EXAMEN EN COMMISSION

Réunie le mercredi 30 octobre 2019, sous la présidence de M. Vincent Éblé, président, la commission a examiné le rapport de M. Didier Rambaud, rapporteur spécial, sur la mission « Conseil et contrôle de l'État ».

M. Vincent Éblé , président . - Nous en venons à l'examen des crédits de la mission « Conseil et contrôle de l'État ». Je salue la présence parmi nous de Patrice Kanner, rapporteur pour avis de la commission des lois.

M. Didier Rambaud , rapporteur spécial des crédits de la mission « Conseil et contrôle de l'État » - Le projet de loi de finances pour 2020 prévoit une hausse de 3,6 % des crédits de la mission « Conseil et contrôle de l'État », qui sera ainsi dotée de 705 millions d'euros. Cette augmentation, non prévue par la programmation triennale, bénéficie à hauteur de 80 % au programme « Conseil d'État et autres juridictions administratives », qui concentre près des deux tiers des crédits de la mission avec un budget de 440 millions d'euros.

L'augmentation de 19,5 millions d'euros de crédits pour ce programme s'accompagne d'une création de 93 emplois, dont 59 au profit de la Cour nationale du droit d'asile (CNDA). Les moyens alloués à cette juridiction progresseront ainsi de plus de 20 %, pour atteindre le niveau inédit de 67,5 millions d'euros. L'augmentation substantielle des crédits de la CNDA, non anticipée par la loi de programmation des finances publiques, se traduit par un dépassement de plus de 5 % du plafond de la programmation triennale. Elle se révèle néanmoins indispensable, dans un contexte marqué par la hausse considérable du contentieux de l'asile depuis 2017. Les chiffres sont éloquents : le nombre d'affaires entrantes, de l'ordre de 40 000 en 2016, a progressé de 34 % en 2017, puis de 9,5 % en 2018, pour atteindre près de 60 000 affaires en 2019.

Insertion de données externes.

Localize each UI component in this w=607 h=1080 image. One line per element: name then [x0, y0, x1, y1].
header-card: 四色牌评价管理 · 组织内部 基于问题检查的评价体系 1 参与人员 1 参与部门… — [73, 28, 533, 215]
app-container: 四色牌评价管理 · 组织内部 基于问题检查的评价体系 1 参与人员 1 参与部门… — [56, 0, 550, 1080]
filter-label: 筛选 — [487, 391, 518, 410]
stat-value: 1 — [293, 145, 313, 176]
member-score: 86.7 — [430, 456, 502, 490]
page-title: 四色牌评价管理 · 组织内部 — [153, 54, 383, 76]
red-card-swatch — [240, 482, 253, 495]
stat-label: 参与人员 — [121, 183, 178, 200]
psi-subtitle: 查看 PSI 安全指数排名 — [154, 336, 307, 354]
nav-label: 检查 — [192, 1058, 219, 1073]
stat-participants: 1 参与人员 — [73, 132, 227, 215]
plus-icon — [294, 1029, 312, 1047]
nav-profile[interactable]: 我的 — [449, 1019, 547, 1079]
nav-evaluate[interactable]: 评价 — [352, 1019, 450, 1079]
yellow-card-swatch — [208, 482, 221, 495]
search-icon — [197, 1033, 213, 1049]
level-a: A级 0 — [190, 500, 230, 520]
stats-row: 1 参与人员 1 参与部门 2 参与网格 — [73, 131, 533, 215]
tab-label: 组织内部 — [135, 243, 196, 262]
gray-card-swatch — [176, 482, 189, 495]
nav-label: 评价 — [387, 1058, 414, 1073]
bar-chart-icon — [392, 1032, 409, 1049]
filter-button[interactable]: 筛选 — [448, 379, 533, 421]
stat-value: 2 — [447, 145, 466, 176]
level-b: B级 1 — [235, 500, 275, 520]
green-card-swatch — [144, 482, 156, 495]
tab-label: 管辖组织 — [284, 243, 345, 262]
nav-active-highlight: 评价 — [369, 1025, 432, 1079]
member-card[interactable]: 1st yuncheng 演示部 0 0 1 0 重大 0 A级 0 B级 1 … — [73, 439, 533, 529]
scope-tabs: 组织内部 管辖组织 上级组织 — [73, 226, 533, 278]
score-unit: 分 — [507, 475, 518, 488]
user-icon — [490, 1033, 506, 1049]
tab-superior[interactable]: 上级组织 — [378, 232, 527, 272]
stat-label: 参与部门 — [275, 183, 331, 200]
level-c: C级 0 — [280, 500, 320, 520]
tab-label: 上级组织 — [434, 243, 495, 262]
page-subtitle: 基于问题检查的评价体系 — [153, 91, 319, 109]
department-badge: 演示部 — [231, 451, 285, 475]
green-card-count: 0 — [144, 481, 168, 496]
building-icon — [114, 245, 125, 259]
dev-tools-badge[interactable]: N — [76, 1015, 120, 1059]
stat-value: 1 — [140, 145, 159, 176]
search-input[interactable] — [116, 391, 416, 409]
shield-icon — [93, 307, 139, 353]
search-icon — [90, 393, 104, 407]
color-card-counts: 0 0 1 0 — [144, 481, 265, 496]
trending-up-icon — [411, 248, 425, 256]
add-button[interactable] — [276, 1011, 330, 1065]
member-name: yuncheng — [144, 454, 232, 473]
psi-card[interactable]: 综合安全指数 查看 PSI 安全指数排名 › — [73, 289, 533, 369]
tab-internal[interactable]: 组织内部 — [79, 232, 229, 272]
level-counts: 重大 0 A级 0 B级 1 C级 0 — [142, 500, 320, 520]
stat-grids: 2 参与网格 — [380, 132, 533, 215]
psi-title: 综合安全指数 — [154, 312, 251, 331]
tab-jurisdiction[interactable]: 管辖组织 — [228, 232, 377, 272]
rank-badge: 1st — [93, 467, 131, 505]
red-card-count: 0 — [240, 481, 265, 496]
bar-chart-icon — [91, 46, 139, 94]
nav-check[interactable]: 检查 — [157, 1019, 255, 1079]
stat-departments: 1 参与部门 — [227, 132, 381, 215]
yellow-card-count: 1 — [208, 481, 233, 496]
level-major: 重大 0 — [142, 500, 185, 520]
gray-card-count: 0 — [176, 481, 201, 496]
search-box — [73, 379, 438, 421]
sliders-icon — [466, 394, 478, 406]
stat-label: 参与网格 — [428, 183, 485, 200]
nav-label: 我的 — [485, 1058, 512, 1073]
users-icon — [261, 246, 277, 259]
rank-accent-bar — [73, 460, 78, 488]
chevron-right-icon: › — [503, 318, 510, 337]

Selon les dernières estimations de l'Office français de protection des réfugiés et apatrides (Ofpra), cette progression devrait s'accélérer encore dans les années à venir, puisque le nombre de recours portés devant la CNDA devrait s'élever à 90 000 en 2020. Il était primordial d'accroître la capacité de jugement de la CNDA, afin de ne pas détériorer davantage les délais de jugement. Je me félicite donc du budget présenté pour 2020 : les 122 recrutements réalisés en 2019, ajoutés aux 59 nouveaux emplois prévus pour 2020, devraient porter la capacité de jugement de la CNDA à près de 90 000 affaires par an en 2021. Les effectifs de la Cour seront donc, à terme, suffisamment nombreux, si tant est que le nombre d'affaires se stabilise, ce que rien ne laisse présager.

L'augmentation des crédits alloués à la CNDA laisse cependant craindre, cette année encore, un effet d'éviction au détriment des autres juridictions administratives. Le projet de loi de finances leur accorde treize nouveaux emplois et leur permet de recruter vingt-et-un juristes assistants, mais uniquement à la condition que ces emplois soient autofinancés en gestion sur les crédits du programme grâce à un moindre recours aux vacataires. Cet effort parait relativement modeste au regard de l'augmentation considérable du contentieux, principalement imputable au contentieux des étrangers, qui représentait plus de 98 000 nouvelles affaires en 2018, soit plus du tiers des entrées dans les juridictions administratives et près de 50 % dans les cours administratives d'appel. Il y a fort à craindre que cette dynamique finisse par peser sur les délais de jugement ; dans ce contexte, le Premier ministre a confié au Conseil d'État le soin de réfléchir à une réforme du droit des étrangers pour simplifier les procédures liées à ce contentieux. Je prendrai connaissance avec intérêt des conclusions que le groupe de travail rendra en mars 2020.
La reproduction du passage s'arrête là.